What’s Next for United Airlines and Its Flight Attendants?
With this overwhelming rejection, United Airlines faces a difficult balancing act: addressing employee demands for better pay and working conditions without compromising its profitability or shareholder expectations. The airline’s management will need to re-engage in negotiations with AFA, this time with a sharper focus on addressing the grievances that fueled the backlash.
For the union, the stakes are equally high. Rebuilding trust with its members will be critical, especially as questions arise about leadership priorities and their ability to secure a contract that reflects the contributions of flight attendants.
The rejected deal also raises the possibility of escalated labor actions, including demonstrations, work-to-rule campaigns, or even the threat of a strike if negotiations stall. While such measures would disrupt operations, they remain a powerful tool for flight attendants seeking leverage in their pursuit of a fairer agreement.
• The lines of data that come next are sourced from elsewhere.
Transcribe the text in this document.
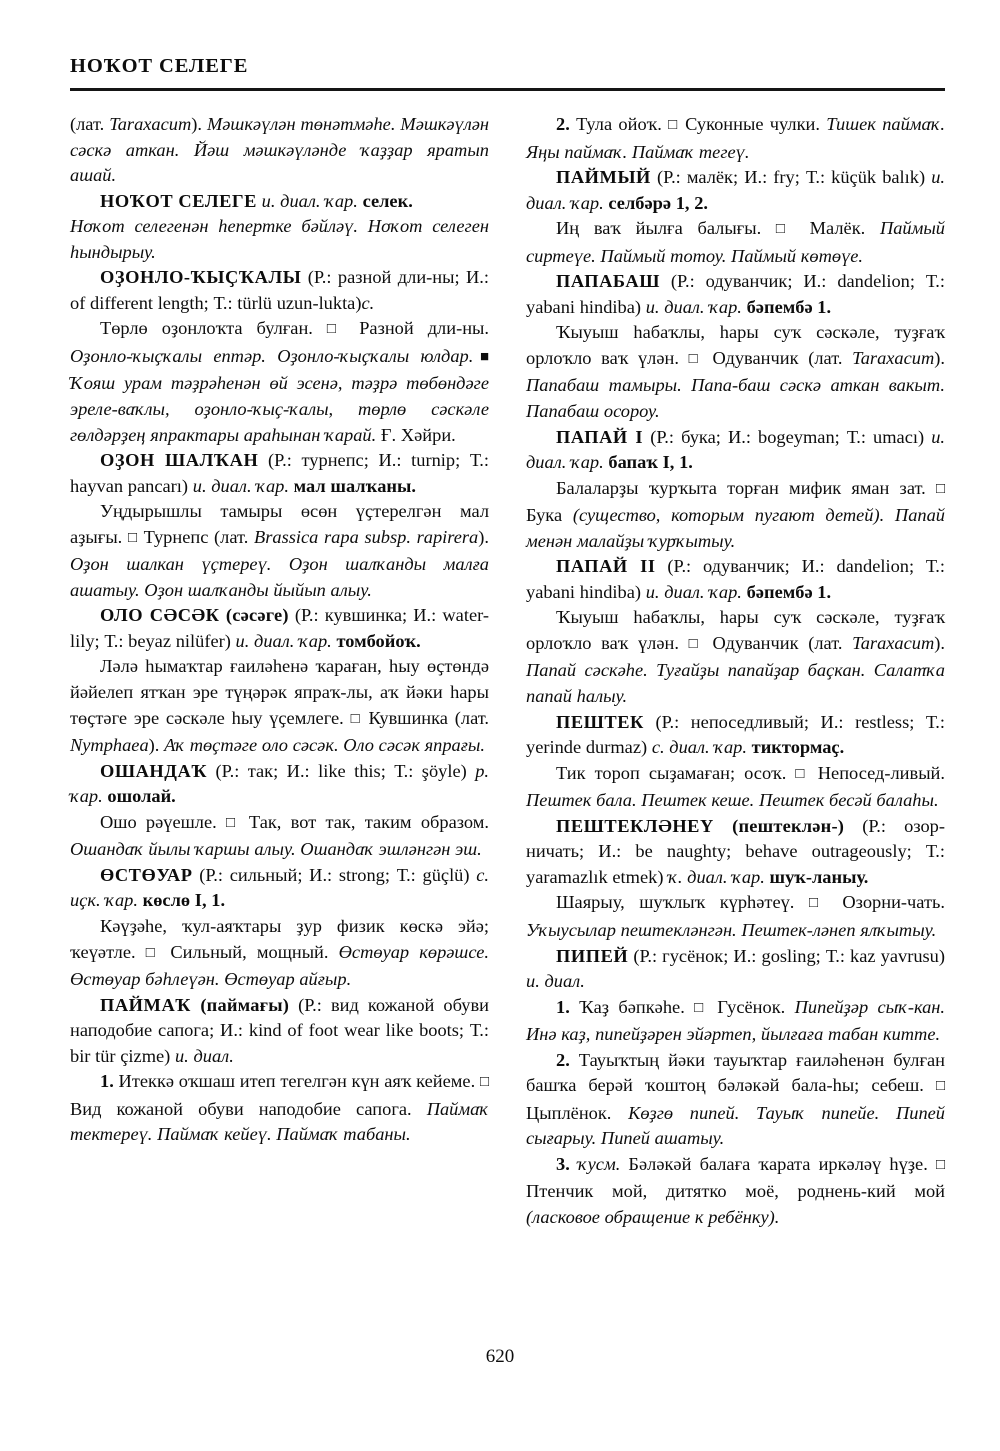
НОҠОТ СЕЛЕГЕ

(лат. Taraxacum). Мәшкәүлән төнәтмәһе. Мәшкәүлән сәскә аткан. Йәш мәшкәүләнде ҡаҙҙар яратып ашай.

НОҠОТ СЕЛЕГЕ и. диал. ҡар. селек.

Ноҡот селегенән һепертке бәйләү. Ноҡот селеген һындырыу.

ОҘОНЛО-ҠЫҪҠАЛЫ (Р.: разной дли-ны; И.: of different length; Т.: türlü uzun-lukta)с.

Төрлө оҙонлоҡта булған. □ Разной дли-ны. Оҙонло-ҡыҫҡалы ептәр. Оҙонло-ҡыҫҡалы юлдар.■ Ҡояш урам тәҙрәһенән өй эсенә, тәҙрә төбөндәге эреле-ваҡлы, оҙонло-ҡыҫ-ҡалы, төрлө сәскәле гөлдәрҙең япрактары араһынан ҡарай. Ғ. Хәйри.

ОҘОН ШАЛҠАН (Р.: турнепс; И.: turnip; Т.: hayvan pancarı) и. диал. ҡар. мал шалҡаны.

Уңдырышлы тамыры өсөн үҫтерелгән мал аҙығы. □ Турнепс (лат. Brassica rapa subsp. rapirera). Оҙон шалкан үҫтереү. Оҙон шалҡанды малға ашатыу. Оҙон шалҡанды йыйып алыу.

ОЛО СӘСӘК (сәсәге) (Р.: кувшинка; И.: water-lily; Т.: beyaz nilüfer) и. диал. ҡар. томбойоҡ.

Ләлә һымаҡтар ғаиләһенә ҡараған, һыу өҫтөндә йәйелеп ятҡан эре түңәрәк япраҡ-лы, аҡ йәки һары төҫтәге эре сәскәле һыу үҫемлеге. □ Кувшинка (лат. Nymphaea). Аҡ төҫтәге оло сәсәк. Оло сәсәк япрағы.

ОШАНДАҠ (Р.: так; И.: like this; Т.: şöyle) р. ҡар. ошолай.

Ошо рәүешле. □ Так, вот так, таким образом. Ошандаҡ йылы ҡаршы алыу. Ошандаҡ эшләнгән эш.

ӨСТӨУАР (Р.: сильный; И.: strong; Т.: güçlü) с. иҫк. ҡар. көслө I, 1.

Кәүҙәһе, ҡул-аяҡтары ҙур физик көскә эйә; ҡеүәтле. □ Сильный, мощный. Өстөуар көрәшсе. Өстөуар бәһлеүән. Өстөуар айғыр.

ПАЙМАҠ (паймағы) (Р.: вид кожаной обуви наподобие сапога; И.: kind of foot wear like boots; Т.: bir tür çizme) и. диал.

1. Итеккә оҡшаш итеп тегелгән күн аяҡ кейеме. □ Вид кожаной обуви наподобие сапога. Паймаҡ тектереү. Паймаҡ кейеү. Паймаҡ табаны.

2. Тула ойоҡ. □ Суконные чулки. Тишек паймаҡ. Яңы паймаҡ. Паймаҡ тегеү.

ПАЙМЫЙ (Р.: малёк; И.: fry; Т.: küçük balık) и. диал. ҡар. селбәрә 1, 2.

Иң ваҡ йылға балығы. □ Малёк. Паймый сиртеүе. Паймый тотоу. Паймый көтөүе.

ПАПАБАШ (Р.: одуванчик; И.: dandelion; Т.: yabani hindiba) и. диал. ҡар. бәпембә 1.

Ҡыуыш һабаҡлы, һары суҡ сәскәле, туҙғаҡ орлоҡло ваҡ үлән. □ Одуванчик (лат. Taraxacum). Папабаш тамыры. Папа-баш сәскә аткан вакыт. Папабаш осороу.

ПАПАЙ I (Р.: бука; И.: bogeyman; Т.: umacı) и. диал. ҡар. бапаҡ I, 1.

Балаларҙы ҡурҡыта торған мифик яман зат. □ Бука (существо, которым пугают детей). Папай менән малайҙы ҡурҡытыу.

ПАПАЙ II (Р.: одуванчик; И.: dandelion; Т.: yabani hindiba) и. диал. ҡар. бәпембә 1.

Ҡыуыш һабаҡлы, һары суҡ сәскәле, туҙғаҡ орлоҡло ваҡ үлән. □ Одуванчик (лат. Taraxacum). Папай сәскәһе. Туғайҙы папайҙар баҫкан. Салатҡа папай һалыу.

ПЕШТЕК (Р.: непоседливый; И.: restless; Т.: yerinde durmaz) с. диал. ҡар. тиктормаҫ.

Тик тороп сыҙамаған; осоҡ. □ Непосед-ливый. Пештек бала. Пештек кеше. Пештек бесәй балаһы.

ПЕШТЕКЛӘНЕҮ (пештеклән-) (Р.: озор-ничать; И.: be naughty; behave outrageously; Т.: yaramazlık etmek) ҡ. диал. ҡар. шуҡ-ланыу.

Шаярыу, шуҡлыҡ күрһәтеү. □ Озорни-чать. Уҡыусылар пештекләнгән. Пештек-ләнеп ялҡытыу.

ПИПЕЙ (Р.: гусёнок; И.: gosling; Т.: kaz yavrusu) и. диал.

1. Ҡаҙ бәпкәһе. □ Гусёнок. Пипейҙәр сыҡ-кан. Инә каҙ, пипейҙәрен эйәртеп, йылғаға табан китте.

2. Тауыҡтың йәки тауыҡтар ғаиләһенән булған башҡа берәй ҡоштоң бәләкәй бала-һы; себеш. □ Цыплёнок. Көҙгө пипей. Тауыҡ пипейе. Пипей сығарыу. Пипей ашатыу.

3. ҡусм. Бәләкәй балаға ҡарата иркәләү һүҙе. □ Птенчик мой, дитятко моё, роднень-кий мой (ласковое обращение к ребёнку).

620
Conclusion: A Clear Message and an Uncertain Road Ahead
The rejection of the tentative contract by United Airlines flight attendants is more than just a setback for the airline’s labor negotiations. It is a resounding statement of discontent from a workforce that feels overlooked despite its central role in the airline’s post-pandemic recovery and success. For United Airlines, the road ahead involves more than just tweaking financial terms; it will require a renewed commitment to valuing the people who make its operations possible.
As the airline continues to thrive in the competitive U.S. market, it now faces a pivotal question: Can it strike a balance between rewarding shareholders and ensuring the satisfaction of its frontline employees? The answer will shape not only its labor relations but also its reputation in an industry where employee morale often directly impacts customer experience.